Both of those responses come from focusing on the obstacle, looking at what you feel you can’t do. Of course, you can’t help but get frustrated when you’re putting your attention on what seems like an insurmountable obstacle.
Both of those responses don’t actually help you deal with frustration. Instead, they keep you stuck and make frustration bigger. How can you deal with the problem when all you can think about is that you’re helpless? You cannot change the government. Feeling pity for yourself is not creative problem-solving (instead, it digs you deeper.)
But there’s a third way; and this way will actually help you deal with frustration.
Instead of focusing on what you cannot do, focus on what you can do.
- So maybe your weight loss plan is not going as you hoped, but you can start using the treadmill you have at a home.
- Maybe the doctor told you to avoid walking, which is frustrating and makes you feel rusty, but you can go swimming.
- Maybe your boss wants you to stay later, but you can block one more hour in the weekend for writing.
I know it sounds terribly simple. But how many of us really practice that?
Usually, what happens is that our frustration has momentum. Thinking about what we can do, does not alleviate how we feel right away. So we dismiss it quickly and continue feeling frustrated.

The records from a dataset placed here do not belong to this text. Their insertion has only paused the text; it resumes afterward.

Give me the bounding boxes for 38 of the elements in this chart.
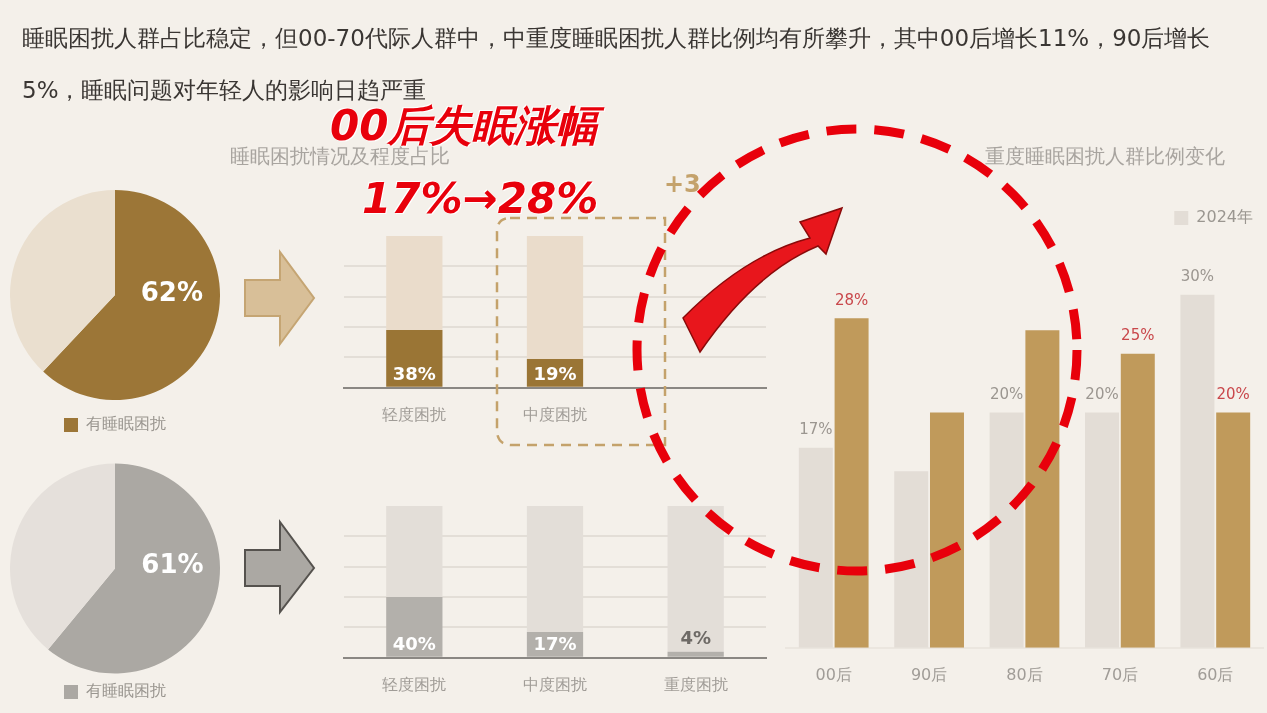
data-label: 20% bbox=[989, 384, 1024, 403]
data-label: 61% bbox=[141, 549, 204, 580]
bar bbox=[386, 597, 443, 657]
text: +3 bbox=[664, 170, 701, 198]
data-label: 25% bbox=[1121, 326, 1155, 345]
x-tick-label: 00后 bbox=[815, 664, 852, 684]
x-tick-label: 90后 bbox=[910, 664, 948, 684]
x-tick-label: 中度困扰 bbox=[523, 404, 587, 424]
legend-label: 有睡眠困扰 bbox=[86, 681, 166, 701]
data-label: 17% bbox=[533, 633, 577, 655]
text: 睡眠困扰人群占比稳定，但00-70代际人群中，中重度睡眠困扰人群比例均有所攀升，其中00后增长11%，90后增长5%，睡眠问题对年轻人的影响日趋严重 bbox=[22, 24, 1212, 104]
data-label: 20% bbox=[1216, 384, 1250, 403]
data-label: 20% bbox=[1085, 384, 1119, 403]
bar bbox=[667, 651, 724, 657]
data-label: 28% bbox=[834, 290, 869, 309]
bar bbox=[1025, 330, 1060, 648]
x-tick-label: 70后 bbox=[1101, 664, 1139, 684]
data-label: 40% bbox=[392, 633, 436, 655]
data-label: 17% bbox=[799, 420, 833, 439]
bar bbox=[929, 412, 964, 648]
legend-label: 2024年 bbox=[1196, 207, 1253, 227]
chart-title: 重度睡眠困扰人群比例变化 bbox=[985, 143, 1225, 170]
data-label: 30% bbox=[1180, 267, 1215, 286]
bar bbox=[1216, 412, 1251, 648]
data-label: 38% bbox=[392, 363, 436, 385]
x-tick-label: 80后 bbox=[1006, 664, 1043, 684]
data-label: 4% bbox=[680, 627, 711, 649]
x-tick-label: 轻度困扰 bbox=[382, 404, 447, 424]
x-tick-label: 轻度困扰 bbox=[382, 674, 447, 694]
x-tick-label: 重度困扰 bbox=[663, 674, 728, 694]
bar bbox=[834, 318, 869, 648]
data-label: 62% bbox=[140, 277, 203, 308]
x-tick-label: 中度困扰 bbox=[523, 674, 587, 694]
legend-label: 有睡眠困扰 bbox=[86, 414, 166, 434]
x-tick-label: 60后 bbox=[1197, 664, 1234, 684]
data-label: 19% bbox=[533, 363, 577, 385]
text: 17%→28% bbox=[362, 174, 599, 223]
bar bbox=[1120, 353, 1155, 648]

But try holding the thoughts about what you CAN do for more than a few fleeting seconds. Try writing them down. Try putting a (gulp!) full minute into this.
You’ll find that the picture totally changes. Since you haven’t yet tried all the things in your “CAN do” list, how can you keep being frustrated?
You see, it was all an illusion from the beginning. It was like you were at a buffet, you focused on the 1-2 dishes you didn’t like, and then concluded: “there’s nothing to eat here!”
But in reality, there may be another 15 dishes in this buffet. 15 dishes that you like. Once you discover them, then who cares about the 1-2 dishes that you didn’t like? It’s so refreshing to be able to think clearly!
Just keep in mind that the extra 15 dishes won’t reveal themselves if your attention keeps being pointed on the 1-2 dishes that you didn’t like. You have to look for them.
So next time it’s time to deal with frustration, go from “I cannot do this!” to “what can I do?”
- Resist the impulse to quickly dismiss the question. Persist. And the picture will change completely. You’ll become happier and more productive as a result.
- Keep in mind that frustration will want to pull you back into feeling frustrated and focusing on what you can’t do. As you recognize those urges, gently pull your attention away and back into what you CAN do.
- Understand that responding with self-pity and/or anger is most likely an established habit, meaning this is the response that feels “natural” to you. The more you practice the new response, the more the old ineffective response will fade away and the more the new one will become a habit – i.e., your second nature.